Saddam Asked Lawyers Not to Appeal for His Life, Will Says

Hours before Saddam Hussein's execution, the ousted Iraqi leader asked his attorneys not to appeal for his life and accused the United States and Iran of collaborating to hang him, according to a copy his will.

As part of Saddam's final wishes, he gave his chief lawyer Khalil al-Dulaimi the right to "decide whatever is related to me except appealing for the life of Saddam Hussein to any of the presidents, kings, Arabs or foreigners," read a copy of the will obtained by The Associated Press.

Saddam dictated his will to al-Dulaimi during a meeting that also included his co-defendants, according to a copy of the will that was faxed to the AP from another Saddam lawyer, Amin el-Deeb.

A video purporting to show the body of Saddam Hussein is posted on Google Video.

Warning: The content is extremely graphic and may be disturbing to some viewers.


El-Deeb said the meeting took place 24 hours before Saddam's Dec. 30 execution. El-Deeb said he was not present at the meeting, and numerous attempts to reach al-Dulaimi went unanswered. Attempts to reach other defense attorneys for Saddam also were not successful.
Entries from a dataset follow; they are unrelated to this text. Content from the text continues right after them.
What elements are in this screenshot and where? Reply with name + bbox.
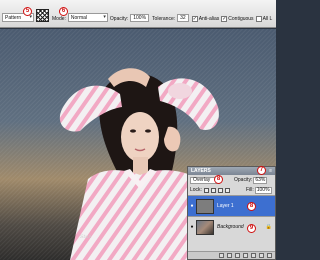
visibility-eye-icon[interactable]: ●	[188, 224, 196, 230]
blend-opacity-row: Overlay ▾ Opacity: 63%	[188, 175, 275, 185]
mode-label: Mode:	[52, 16, 66, 22]
blend-mode-value: Overlay	[193, 176, 211, 183]
step-badge-background: 9	[247, 224, 256, 233]
step-badge-pattern: 5	[23, 7, 32, 16]
options-bar: Pattern ▾ Mode: Normal ▾ Opacity: 100% T…	[0, 0, 276, 28]
lock-all-icon[interactable]	[224, 187, 230, 193]
mode-value: Normal	[70, 15, 88, 21]
tolerance-label: Tolerance:	[152, 16, 176, 22]
step-badge-opacity: 7	[257, 166, 266, 175]
layer-row-layer-1[interactable]: ● Layer 1	[188, 195, 275, 216]
adjustment-layer-icon[interactable]	[243, 253, 248, 258]
mode-dropdown[interactable]: Normal ▾	[67, 13, 108, 22]
delete-layer-icon[interactable]	[267, 253, 272, 258]
pattern-picker-swatch[interactable]	[36, 9, 49, 22]
opacity-input[interactable]: 100%	[130, 14, 150, 22]
layers-footer	[188, 251, 275, 259]
antialias-label: Anti-alias	[198, 16, 220, 22]
lock-fill-row: Lock: Fill: 100%	[188, 185, 275, 195]
fill-label: Fill:	[245, 187, 254, 193]
contiguous-checkbox[interactable]: ✓	[221, 16, 228, 22]
new-layer-icon[interactable]	[259, 253, 264, 258]
layers-panel: LAYERS ≡ Overlay ▾ Opacity: 63% Lock: Fi…	[187, 166, 276, 260]
fill-source-value: Pattern	[5, 15, 22, 21]
layer-thumbnail	[196, 198, 214, 214]
contiguous-label: Contiguous	[228, 16, 254, 22]
new-group-icon[interactable]	[251, 253, 256, 258]
photo-signature: Stan	[80, 234, 92, 240]
fill-input[interactable]: 100%	[254, 186, 272, 194]
lock-position-icon[interactable]	[217, 187, 223, 193]
chevron-down-icon: ▾	[103, 14, 106, 20]
lock-label: Lock:	[190, 187, 202, 193]
layer-style-icon[interactable]	[227, 253, 232, 258]
layer-opacity-label: Opacity:	[234, 177, 253, 183]
layers-tab-label: LAYERS	[191, 168, 211, 174]
step-badge-swatch: 6	[59, 7, 68, 16]
all-layers-label: All L	[262, 16, 273, 22]
layer-row-background[interactable]: ● Background 🔒	[188, 216, 275, 237]
layer-name: Layer 1	[217, 203, 234, 209]
all-layers-checkbox[interactable]	[255, 16, 262, 22]
lock-transparency-icon[interactable]	[203, 187, 209, 193]
tolerance-input[interactable]: 32	[177, 14, 189, 22]
step-badge-blend: 8	[214, 175, 223, 184]
layer-opacity-input[interactable]: 63%	[253, 176, 268, 184]
opacity-label: Opacity:	[109, 16, 129, 22]
lock-pixels-icon[interactable]	[210, 187, 216, 193]
panel-menu-icon[interactable]: ≡	[269, 167, 272, 175]
layer-thumbnail	[196, 219, 214, 235]
lock-icon: 🔒	[265, 224, 272, 230]
add-mask-icon[interactable]	[235, 253, 240, 258]
link-layers-icon[interactable]	[219, 253, 224, 258]
step-badge-layer-1: 8	[247, 202, 256, 211]
layer-name: Background	[217, 224, 244, 230]
antialias-checkbox[interactable]: ✓	[191, 16, 198, 22]
visibility-eye-icon[interactable]: ●	[188, 203, 196, 209]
In the will, Saddam said he believed "American and Safavid intentions are behind these decisions" to execute him. Safavid refers to the Persian (Iranian) dynasty that ruled Iran from the late 1400s to the 1720s and converted the country from the Sunni to Shiite Muslim sect.

He also asked to be buried in either Ouja, his birthplace, or in Ramadi, the capital of the Anbar province where many of the country's Sunni Arab insurgents are fighting. According to the will, Saddam said that he left the final decision to his daughter Raghad, who lives in exile in the Jordanian capital, Amman.

Saddam was sentenced to death on Nov. 5 for the killing of 148 Shiites in Dujail after a 1982 attempt to assassinate him. On Dec. 26, Iraq's highest court rejected his appeal.

The former dictator was executed in an unruly scene that brought worldwide criticism of the Iraqi government. Video of the execution, recorded on a cell phone camera, showed the former dictator being taunted on the gallows.

In an interview with The Sunday Times in London earlier this month, Saddam's youngest daughter, Rana, said her father also urged his daughters not to plead for his life.

But before his execution and the will meeting, al-Dulaimi on Dec. 28 urged international and legal organizations including the Arab League and United Nations to "rapidly prevent" the Americans from handing Saddam to the Iraqis for his execution.

After his hanging, Saddam's body was taken to a U.S. military base in Tikrit, 80 miles north of the capital, Baghdad. He was interred in the nearby village of Ouja, where he was born 69 years ago. Hundreds of clan members and supporters visited Saddam's grave, which was likely to become a shrine to the fallen leader.